Friday, September 27, 2013

Head vs. Heart

Hello, Blog!

This week's edition will talk about emotions coinciding with writing! Yay!

To be clear, I think all writing is emotional in some way to someone, even a boring science journal in which I cannot even begin to understand the diction and verbiage being used. Someone, somewhere, put a thought into action, whether that action was performing the experiment or recording the work. If we invest our time into something, I believe our emotions automatically are invested in it as well.

That being said, I have had some tutees that wrote about things that were very close to them and came across as specifically emotional, especially with the personal narratives that have been coming through the Writing Center lately. I will mention two incidences. The first was an OWL. The student was setting short-term and long-term goals. Her short-term goal had to do with school, but her long term goal dealt with her cystic fibrosis treatments. She was determined to get in her treatment every day. The writing was really emotional and I felt really bad for the girl. However, I did not want to involve my own emotions in the situation, so what I tried to do was to remove myself personally from the ideas in the paper and just focus on what I know: English. That helped me to get through the paper with the clarity of a peer tutor.

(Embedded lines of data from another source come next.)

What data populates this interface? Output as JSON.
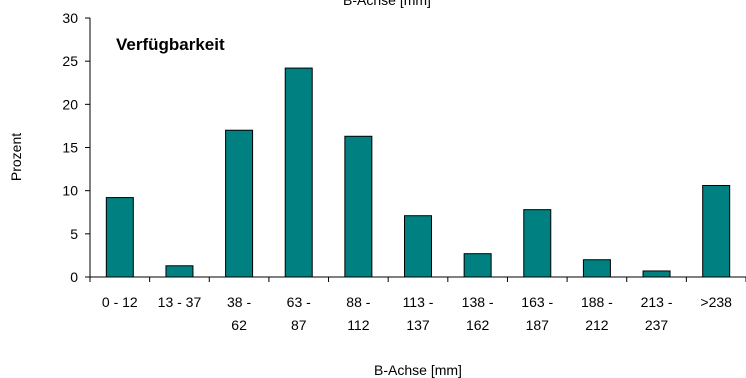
{
  "chart_data": {
    "type": "bar",
    "title": "B-Achse [mm]",
    "annotation": "Verfügbarkeit",
    "xlabel": "B-Achse [mm]",
    "ylabel": "Prozent",
    "categories": [
      [
        "0 - 12"
      ],
      [
        "13 - 37"
      ],
      [
        "38 -",
        "62"
      ],
      [
        "63 -",
        "87"
      ],
      [
        "88 -",
        "112"
      ],
      [
        "113 -",
        "137"
      ],
      [
        "138 -",
        "162"
      ],
      [
        "163 -",
        "187"
      ],
      [
        "188 -",
        "212"
      ],
      [
        "213 -",
        "237"
      ],
      [
        ">238"
      ]
    ],
    "values": [
      9.2,
      1.3,
      17.0,
      24.2,
      16.3,
      7.1,
      2.7,
      7.8,
      2.0,
      0.7,
      10.6
    ],
    "ylim": [
      0,
      30
    ],
    "yticks": [
      "0",
      "5",
      "10",
      "15",
      "20",
      "25",
      "30"
    ],
    "grid": false,
    "legend": "none",
    "bar_color": "#008080",
    "bar_edge_color": "#000000"
  }
}
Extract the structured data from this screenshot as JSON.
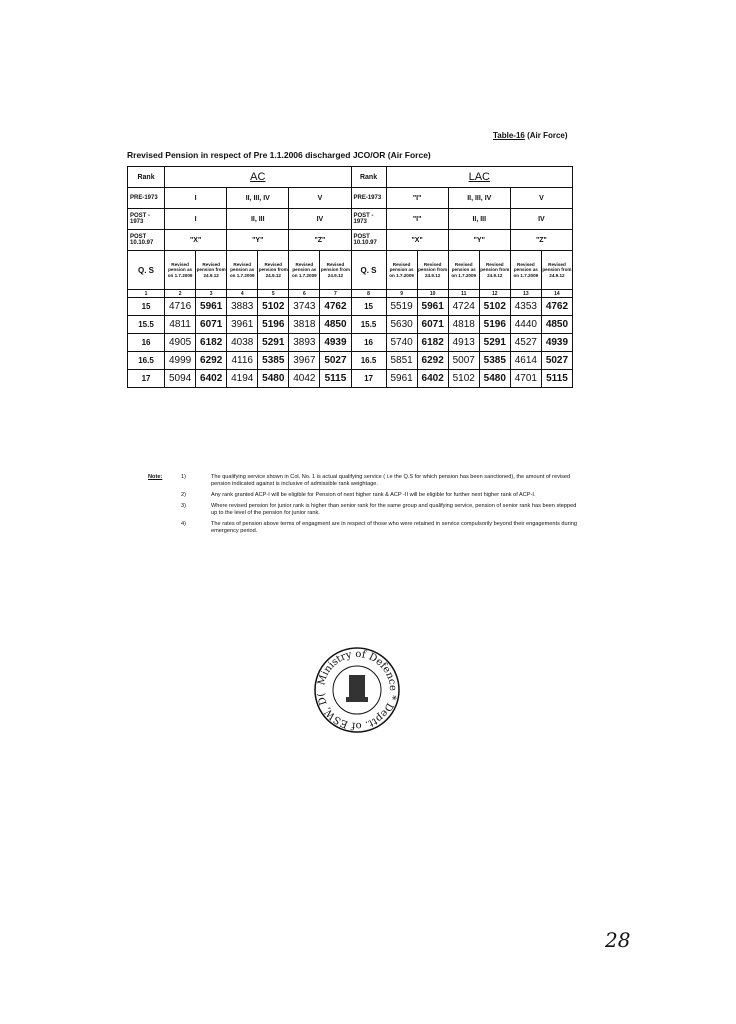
{
  "table_ref": {
    "label": "Table-16",
    "suffix": " (Air Force)"
  },
  "title": "Rrevised Pension in respect of Pre 1.1.2006 discharged JCO/OR (Air Force)",
  "table": {
    "rank_label": "Rank",
    "ac": "AC",
    "lac": "LAC",
    "rows_left": [
      "PRE-1973",
      "POST - 1973",
      "POST 10.10.97"
    ],
    "ac_groups": [
      [
        "I",
        "II, III, IV",
        "V"
      ],
      [
        "I",
        "II, III",
        "IV"
      ],
      [
        "\"X\"",
        "\"Y\"",
        "\"Z\""
      ]
    ],
    "lac_groups": [
      [
        "\"I\"",
        "II, III, IV",
        "V"
      ],
      [
        "\"I\"",
        "II, III",
        "IV"
      ],
      [
        "\"X\"",
        "\"Y\"",
        "\"Z\""
      ]
    ],
    "qs_label": "Q. S",
    "col_heads": [
      "Revised pension as on 1.7.2009",
      "Revised pension from 24.9.12"
    ],
    "col_numbers": [
      "1",
      "2",
      "3",
      "4",
      "5",
      "6",
      "7",
      "8",
      "9",
      "10",
      "11",
      "12",
      "13",
      "14"
    ],
    "rows": [
      [
        "15",
        "4716",
        "5961",
        "3883",
        "5102",
        "3743",
        "4762",
        "15",
        "5519",
        "5961",
        "4724",
        "5102",
        "4353",
        "4762"
      ],
      [
        "15.5",
        "4811",
        "6071",
        "3961",
        "5196",
        "3818",
        "4850",
        "15.5",
        "5630",
        "6071",
        "4818",
        "5196",
        "4440",
        "4850"
      ],
      [
        "16",
        "4905",
        "6182",
        "4038",
        "5291",
        "3893",
        "4939",
        "16",
        "5740",
        "6182",
        "4913",
        "5291",
        "4527",
        "4939"
      ],
      [
        "16.5",
        "4999",
        "6292",
        "4116",
        "5385",
        "3967",
        "5027",
        "16.5",
        "5851",
        "6292",
        "5007",
        "5385",
        "4614",
        "5027"
      ],
      [
        "17",
        "5094",
        "6402",
        "4194",
        "5480",
        "4042",
        "5115",
        "17",
        "5961",
        "6402",
        "5102",
        "5480",
        "4701",
        "5115"
      ]
    ]
  },
  "notes": {
    "label": "Note:",
    "items": [
      {
        "n": "1)",
        "text": "The qualifying service shown in Col. No. 1 is actual qualifying service ( i.e the Q.S for which pension has been sanctioned), the amount of revised pension indicated against is inclusive of admissible rank weightage."
      },
      {
        "n": "2)",
        "text": "Any rank granted ACP-I will be eligible for Pension of next higher rank & ACP -II will be eligible for further next higher rank of ACP-I."
      },
      {
        "n": "3)",
        "text": "Where revised pension for junior rank is higher than senior rank for the same group and qualifying service, pension of senior rank has been stepped up to the level of the pension for junior rank."
      },
      {
        "n": "4)",
        "text": "The rates of pension above terms of engagment are in respect of those who were retained in service compulsorily beyond their engagements during emergency period."
      }
    ]
  },
  "stamp": {
    "text": "Ministry of Defence * Deptt. of ESW, D(Pen/Policy)"
  },
  "page_number": "28"
}
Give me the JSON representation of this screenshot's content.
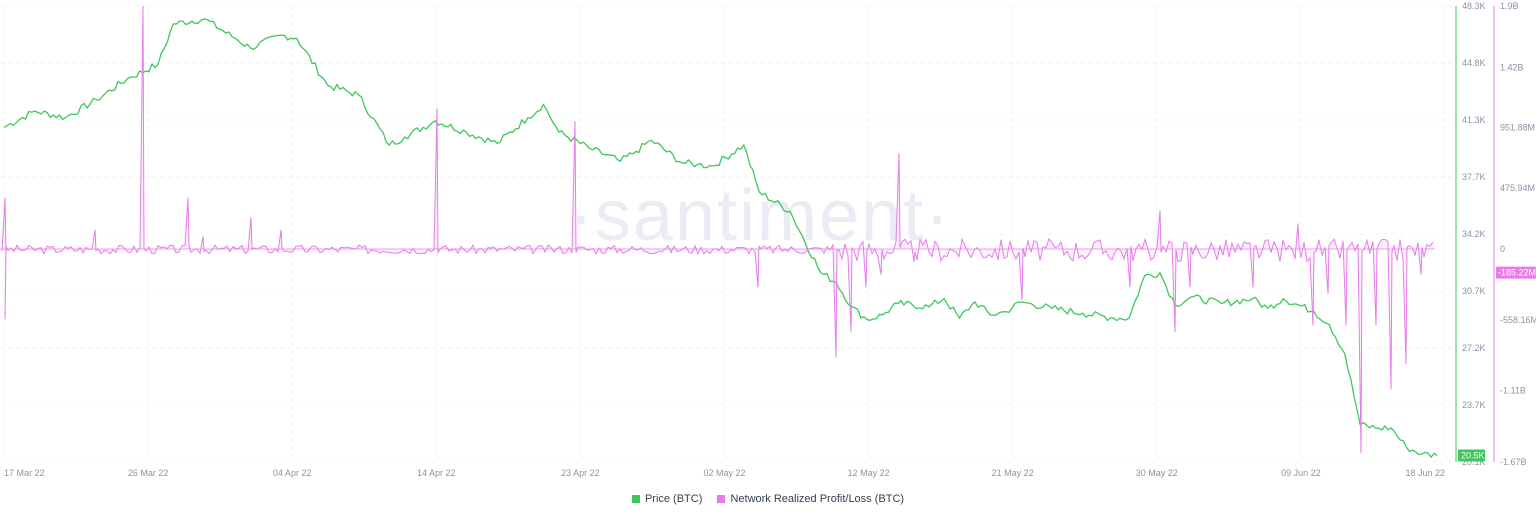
{
  "chart_data": {
    "type": "line",
    "watermark": "·santiment·",
    "x_ticks": [
      "17 Mar 22",
      "26 Mar 22",
      "04 Apr 22",
      "14 Apr 22",
      "23 Apr 22",
      "02 May 22",
      "12 May 22",
      "21 May 22",
      "30 May 22",
      "09 Jun 22",
      "18 Jun 22"
    ],
    "left_axis": {
      "ticks": [
        "48.3K",
        "44.8K",
        "41.3K",
        "37.7K",
        "34.2K",
        "30.7K",
        "27.2K",
        "23.7K",
        "20.1K"
      ],
      "ylim": [
        20100,
        48300
      ],
      "color": "#3ec75a"
    },
    "right_axis": {
      "ticks": [
        "1.9B",
        "1.42B",
        "951.88M",
        "475.94M",
        "0",
        "-558.16M",
        "-1.11B",
        "-1.67B"
      ],
      "ylim": [
        -1670000000,
        1900000000
      ],
      "color": "#e67ce8"
    },
    "current_labels": {
      "price": "20.5K",
      "pl": "-185.22M"
    },
    "legend_position": "bottom-center",
    "series": [
      {
        "name": "Price (BTC)",
        "axis": "left",
        "color": "#3ec75a",
        "keypoints": [
          [
            "2022-03-17",
            40800
          ],
          [
            "2022-03-19",
            41800
          ],
          [
            "2022-03-21",
            41400
          ],
          [
            "2022-03-23",
            42500
          ],
          [
            "2022-03-25",
            43800
          ],
          [
            "2022-03-27",
            44700
          ],
          [
            "2022-03-28",
            47200
          ],
          [
            "2022-03-30",
            47500
          ],
          [
            "2022-04-01",
            46300
          ],
          [
            "2022-04-02",
            45700
          ],
          [
            "2022-04-04",
            46500
          ],
          [
            "2022-04-05",
            46300
          ],
          [
            "2022-04-07",
            43400
          ],
          [
            "2022-04-09",
            42800
          ],
          [
            "2022-04-11",
            39700
          ],
          [
            "2022-04-12",
            40200
          ],
          [
            "2022-04-14",
            41200
          ],
          [
            "2022-04-16",
            40500
          ],
          [
            "2022-04-18",
            39800
          ],
          [
            "2022-04-20",
            41400
          ],
          [
            "2022-04-21",
            42200
          ],
          [
            "2022-04-22",
            40500
          ],
          [
            "2022-04-24",
            39500
          ],
          [
            "2022-04-26",
            38700
          ],
          [
            "2022-04-27",
            39300
          ],
          [
            "2022-04-28",
            40000
          ],
          [
            "2022-04-30",
            38600
          ],
          [
            "2022-05-01",
            38500
          ],
          [
            "2022-05-02",
            38400
          ],
          [
            "2022-05-04",
            39700
          ],
          [
            "2022-05-05",
            36800
          ],
          [
            "2022-05-07",
            35600
          ],
          [
            "2022-05-09",
            31800
          ],
          [
            "2022-05-10",
            31200
          ],
          [
            "2022-05-11",
            29700
          ],
          [
            "2022-05-12",
            28900
          ],
          [
            "2022-05-13",
            29200
          ],
          [
            "2022-05-14",
            29900
          ],
          [
            "2022-05-16",
            29700
          ],
          [
            "2022-05-17",
            30200
          ],
          [
            "2022-05-18",
            29000
          ],
          [
            "2022-05-19",
            30000
          ],
          [
            "2022-05-20",
            29200
          ],
          [
            "2022-05-21",
            29400
          ],
          [
            "2022-05-22",
            30000
          ],
          [
            "2022-05-24",
            29600
          ],
          [
            "2022-05-26",
            29300
          ],
          [
            "2022-05-28",
            29000
          ],
          [
            "2022-05-29",
            29000
          ],
          [
            "2022-05-30",
            31600
          ],
          [
            "2022-05-31",
            31800
          ],
          [
            "2022-06-01",
            29800
          ],
          [
            "2022-06-02",
            30300
          ],
          [
            "2022-06-04",
            29900
          ],
          [
            "2022-06-06",
            30200
          ],
          [
            "2022-06-07",
            29600
          ],
          [
            "2022-06-08",
            30200
          ],
          [
            "2022-06-10",
            29400
          ],
          [
            "2022-06-11",
            28600
          ],
          [
            "2022-06-12",
            26800
          ],
          [
            "2022-06-13",
            22400
          ],
          [
            "2022-06-14",
            22200
          ],
          [
            "2022-06-15",
            22200
          ],
          [
            "2022-06-16",
            21000
          ],
          [
            "2022-06-17",
            20600
          ],
          [
            "2022-06-18",
            20500
          ]
        ]
      },
      {
        "name": "Network Realized Profit/Loss (BTC)",
        "axis": "right",
        "color": "#e67ce8",
        "spikes": [
          [
            "2022-03-17",
            400000000
          ],
          [
            "2022-03-17",
            -550000000
          ],
          [
            "2022-03-23",
            150000000
          ],
          [
            "2022-03-26",
            1900000000
          ],
          [
            "2022-03-29",
            400000000
          ],
          [
            "2022-03-30",
            100000000
          ],
          [
            "2022-04-02",
            250000000
          ],
          [
            "2022-04-04",
            150000000
          ],
          [
            "2022-04-14",
            1100000000
          ],
          [
            "2022-04-23",
            1000000000
          ],
          [
            "2022-05-05",
            -300000000
          ],
          [
            "2022-05-10",
            -850000000
          ],
          [
            "2022-05-11",
            -650000000
          ],
          [
            "2022-05-12",
            -300000000
          ],
          [
            "2022-05-13",
            -200000000
          ],
          [
            "2022-05-14",
            750000000
          ],
          [
            "2022-05-15",
            -100000000
          ],
          [
            "2022-05-22",
            -400000000
          ],
          [
            "2022-05-29",
            -300000000
          ],
          [
            "2022-05-31",
            300000000
          ],
          [
            "2022-06-01",
            -650000000
          ],
          [
            "2022-06-02",
            -300000000
          ],
          [
            "2022-06-06",
            -300000000
          ],
          [
            "2022-06-09",
            200000000
          ],
          [
            "2022-06-10",
            -600000000
          ],
          [
            "2022-06-11",
            -350000000
          ],
          [
            "2022-06-12",
            -600000000
          ],
          [
            "2022-06-13",
            -1600000000
          ],
          [
            "2022-06-14",
            -600000000
          ],
          [
            "2022-06-15",
            -1100000000
          ],
          [
            "2022-06-16",
            -900000000
          ],
          [
            "2022-06-17",
            -200000000
          ],
          [
            "2022-06-18",
            -700000000
          ],
          [
            "2022-06-18",
            350000000
          ],
          [
            "2022-06-18",
            -185220000
          ]
        ]
      }
    ]
  }
}
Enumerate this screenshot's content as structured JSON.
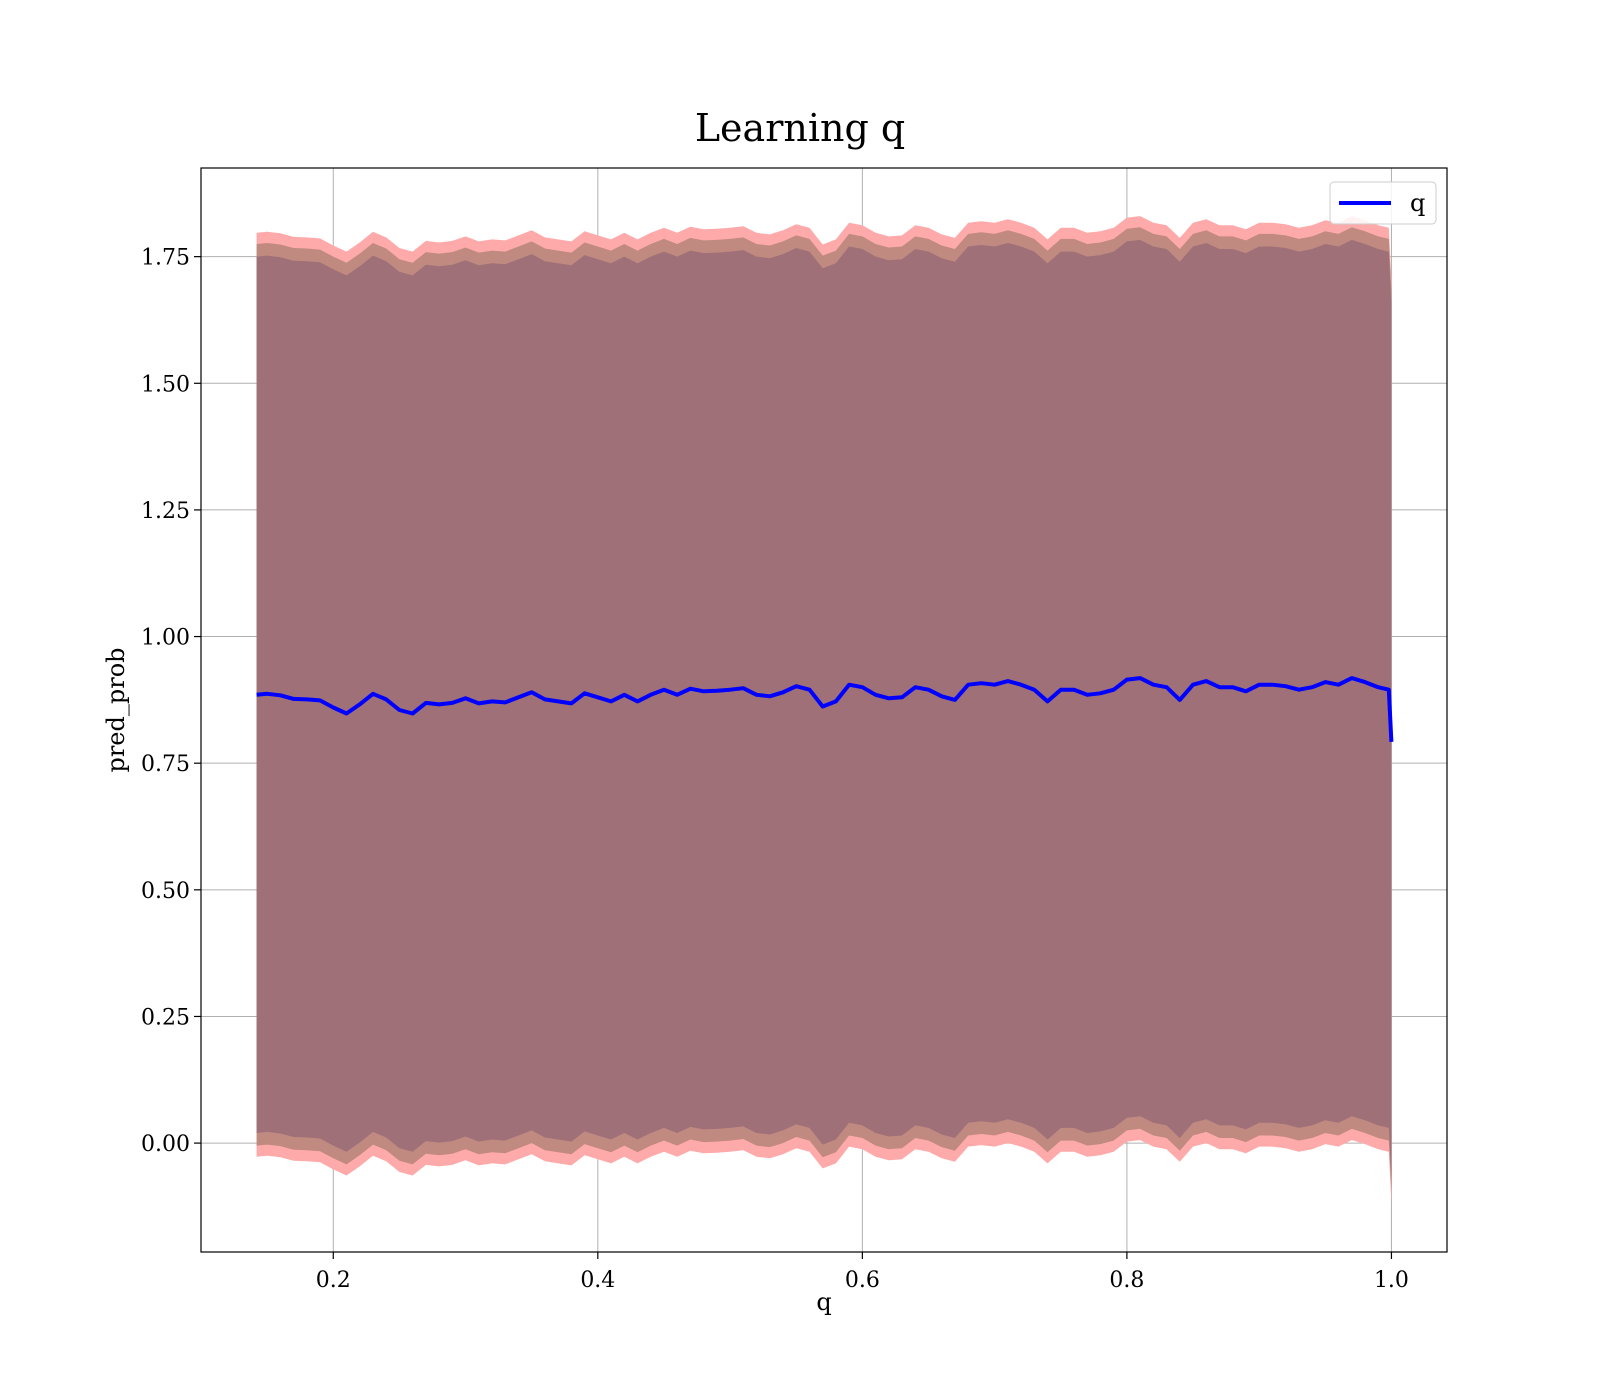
{
  "chart_data": {
    "type": "line",
    "title": "Learning q",
    "xlabel": "q",
    "ylabel": "pred_prob",
    "xlim": [
      0.1,
      1.042
    ],
    "ylim": [
      -0.215,
      1.925
    ],
    "xticks": [
      "0.2",
      "0.4",
      "0.6",
      "0.8",
      "1.0"
    ],
    "yticks": [
      "0.00",
      "0.25",
      "0.50",
      "0.75",
      "1.00",
      "1.25",
      "1.50",
      "1.75"
    ],
    "grid": true,
    "legend": {
      "position": "top-right",
      "entries": [
        "q"
      ]
    },
    "colors": {
      "line": "#0000ff",
      "inner_band": "#a07078",
      "mid_band": "#c08a80",
      "outer_band": "#ffaaaa"
    },
    "x": [
      0.142,
      0.15,
      0.16,
      0.17,
      0.18,
      0.19,
      0.2,
      0.21,
      0.22,
      0.23,
      0.24,
      0.25,
      0.26,
      0.27,
      0.28,
      0.29,
      0.3,
      0.31,
      0.32,
      0.33,
      0.34,
      0.35,
      0.36,
      0.37,
      0.38,
      0.39,
      0.4,
      0.41,
      0.42,
      0.43,
      0.44,
      0.45,
      0.46,
      0.47,
      0.48,
      0.49,
      0.5,
      0.51,
      0.52,
      0.53,
      0.54,
      0.55,
      0.56,
      0.57,
      0.58,
      0.59,
      0.6,
      0.61,
      0.62,
      0.63,
      0.64,
      0.65,
      0.66,
      0.67,
      0.68,
      0.69,
      0.7,
      0.71,
      0.72,
      0.73,
      0.74,
      0.75,
      0.76,
      0.77,
      0.78,
      0.79,
      0.8,
      0.81,
      0.82,
      0.83,
      0.84,
      0.85,
      0.86,
      0.87,
      0.88,
      0.89,
      0.9,
      0.91,
      0.92,
      0.93,
      0.94,
      0.95,
      0.96,
      0.97,
      0.98,
      0.99,
      0.998,
      1.0
    ],
    "series": [
      {
        "name": "q",
        "values": [
          0.885,
          0.887,
          0.884,
          0.877,
          0.876,
          0.874,
          0.86,
          0.848,
          0.866,
          0.887,
          0.876,
          0.855,
          0.848,
          0.869,
          0.866,
          0.869,
          0.878,
          0.868,
          0.872,
          0.87,
          0.88,
          0.89,
          0.876,
          0.872,
          0.868,
          0.888,
          0.88,
          0.872,
          0.885,
          0.872,
          0.885,
          0.895,
          0.885,
          0.897,
          0.892,
          0.893,
          0.895,
          0.898,
          0.885,
          0.882,
          0.89,
          0.902,
          0.895,
          0.862,
          0.872,
          0.905,
          0.9,
          0.885,
          0.878,
          0.88,
          0.9,
          0.895,
          0.882,
          0.875,
          0.905,
          0.908,
          0.905,
          0.912,
          0.905,
          0.895,
          0.872,
          0.895,
          0.895,
          0.885,
          0.888,
          0.895,
          0.915,
          0.918,
          0.905,
          0.9,
          0.875,
          0.905,
          0.912,
          0.9,
          0.9,
          0.892,
          0.905,
          0.905,
          0.902,
          0.895,
          0.9,
          0.91,
          0.905,
          0.918,
          0.91,
          0.9,
          0.895,
          0.792
        ]
      }
    ],
    "bands": {
      "offsets": {
        "inner": 0.865,
        "mid": 0.89,
        "outer": 0.912
      }
    }
  }
}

The second situation was a face-to-face session. The man had been deployed to Afghanistan and had written a personal narrative in the form of a letter to his wife. The material for the essay had come out of his personal journal from when he was overseas. As I began to read through, I started the feel the heavy emotions associated with war. There was a lot of fear in the paper: fear for one’s safety, fear for one’s possessions, fear for one’s sanity, and fear for one’s life. I could not help but be moved by the harsh experiences he had gone through. I could tell that he was also very emotionally attached to his paper by the way he sighed and explained to me the different aspects of the story that I found to be unclear. In this session, I found the same method of going back to what I know to be helpful. I got involved in the phrasing of sentences rather than the actual meaning and emotions behind those sentences. My strategy helped and the session ended pretty successfully, mainly because the student was a really descriptive writer and he just needed someone else to read his work to him so that he could hear his mistakes and confusing phrases and correct them in his own way.

Thankfully, I have not had any tutees yet who I found to be overly emotional (No crying or any of that business), but I have read many papers thus far that have a large emotional charge. I know that all writing requires some emotion, but I am glad these students were willing to share out of their hearts and lives. I love that a piece of the student can be put into the work. However, as a tutor, I need to find a balance between empathy in my heart and a clear mind for the session.